What diversity means to me as a member of the Family Justice Young People’s Board
My name is Aleesha and I have been a member of the Family Justice Young People’s Board (FJYPB) for seven years. My background is diverse. I am Muslim female and I also have a disability called cerebral palsy.
What diversity means to me is that it is an opportunity to benefit from a variety of viewpoints of people from lots of different backgrounds such as educational, cultural and religious. Diversity is also understanding that everyone is unique and to recognize our differences.
The FJYPB are very considerate about people’s background, perspectives, and views. I have experience working with a lot of diverse members. The value of diversity for the FJYPB is very high as we are equal. No matter what our background, everyone has an equal right to a voice and input and we are all included in the work of the FJYPB and contribute to making decisions.
Whilst being an FJYPB member, a skill I learned is to take part in public speaking which I wasn’t confident to do before joining the board. I have worked in a team and collaborated with other young people. I have had the ability to adapt to things when it is not going right. I look at things with a positive attitude when difficulties occur and get in my way. The FJYPB has helped me to be more confident and to use the knowledge that I have learnt outside of my work with the board, such as using jargon-free words so that everyone can understand it.

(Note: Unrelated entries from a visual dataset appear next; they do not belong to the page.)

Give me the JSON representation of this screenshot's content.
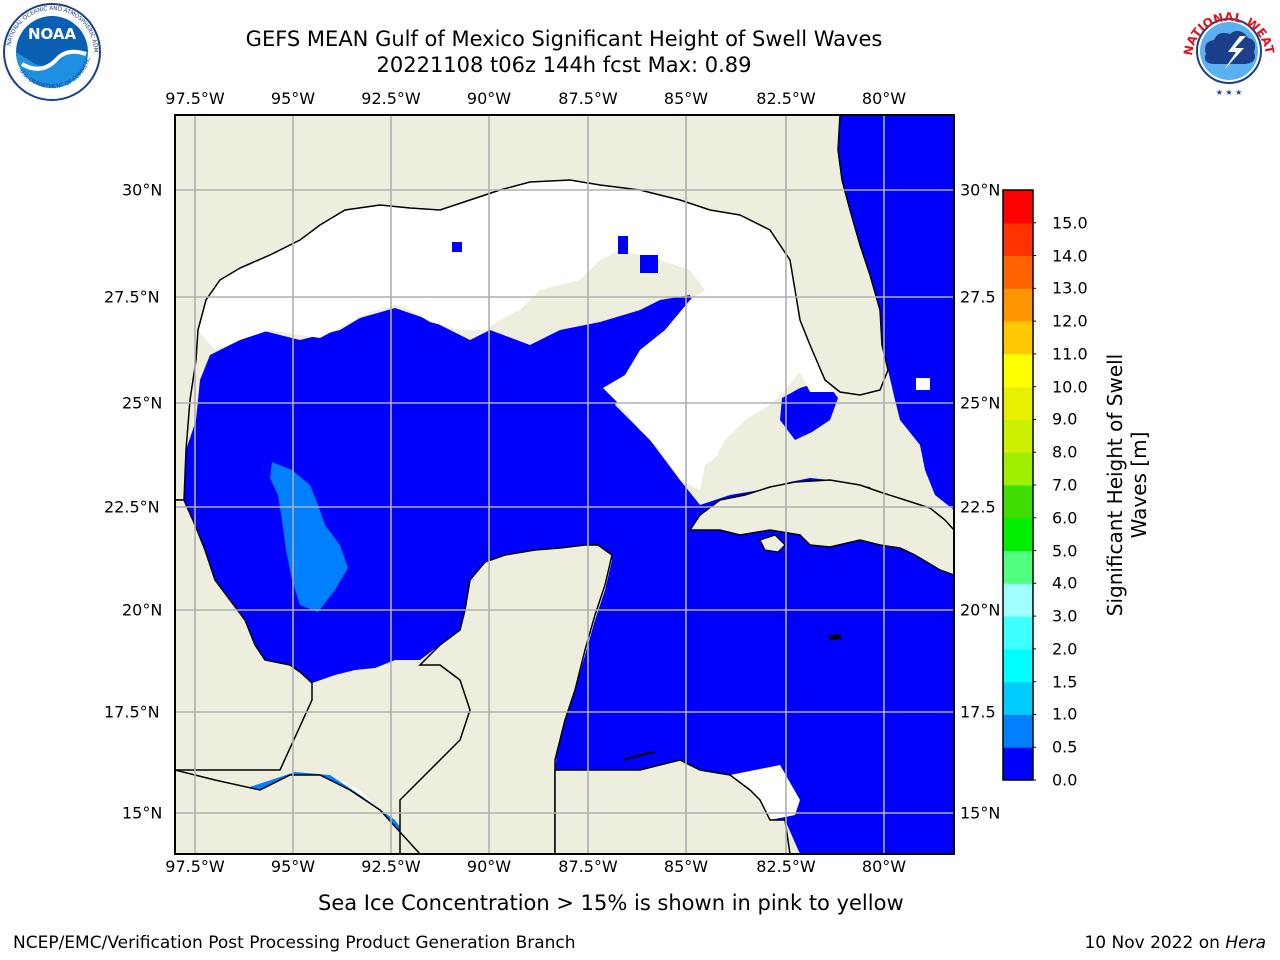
{
  "title_line1": "GEFS MEAN Gulf of Mexico Significant Height of Swell Waves",
  "title_line2": "20221108 t06z 144h fcst   Max: 0.89",
  "lon_labels": [
    "97.5°W",
    "95°W",
    "92.5°W",
    "90°W",
    "87.5°W",
    "85°W",
    "82.5°W",
    "80°W"
  ],
  "lat_labels": [
    "30°N",
    "27.5°N",
    "25°N",
    "22.5°N",
    "20°N",
    "17.5°N",
    "15°N"
  ],
  "right_lat_labels": [
    "30°N",
    "27.5",
    "25°N",
    "22.5",
    "20°N",
    "17.5",
    "15°N"
  ],
  "colorbar": {
    "label_line1": "Significant Height of Swell",
    "label_line2": "Waves [m]",
    "ticks": [
      "0.0",
      "0.5",
      "1.0",
      "1.5",
      "2.0",
      "3.0",
      "4.0",
      "5.0",
      "6.0",
      "7.0",
      "8.0",
      "9.0",
      "10.0",
      "11.0",
      "12.0",
      "13.0",
      "14.0",
      "15.0"
    ],
    "colors": [
      "#0000ff",
      "#0080ff",
      "#00ccff",
      "#00ffff",
      "#40ffff",
      "#a0ffff",
      "#50ff80",
      "#00ee00",
      "#40dd00",
      "#a0ee00",
      "#ccf000",
      "#e8f000",
      "#ffff00",
      "#ffc800",
      "#ff9600",
      "#ff6400",
      "#ff3200",
      "#ff0000"
    ]
  },
  "colors": {
    "land": "#eeeedf",
    "ocean_low": "#0000ff",
    "ocean_mid": "#0080ff",
    "no_data": "#ffffff",
    "grid": "#b0b0b0"
  },
  "note": "Sea Ice Concentration > 15% is shown in pink to yellow",
  "credit": "NCEP/EMC/Verification Post Processing Product Generation Branch",
  "date_prefix": "10 Nov 2022 on",
  "date_host": "Hera",
  "logos": {
    "left": "noaa-logo",
    "right": "national-weather-service-logo",
    "right_text": "NATIONAL WEATHER SERVICE"
  }
}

I would like professionals to consider that everyone is different in their own special ways and they should respect everyone. Don’t treat every person the same. Think about the uniqueness of the child and tailor your work to their needs. You need to communicate with the child. Be sensitive to their/their family’s background and consider the impact this has on them. Finally, don’t make assumptions about people’s diversity and make sure you ASK questions.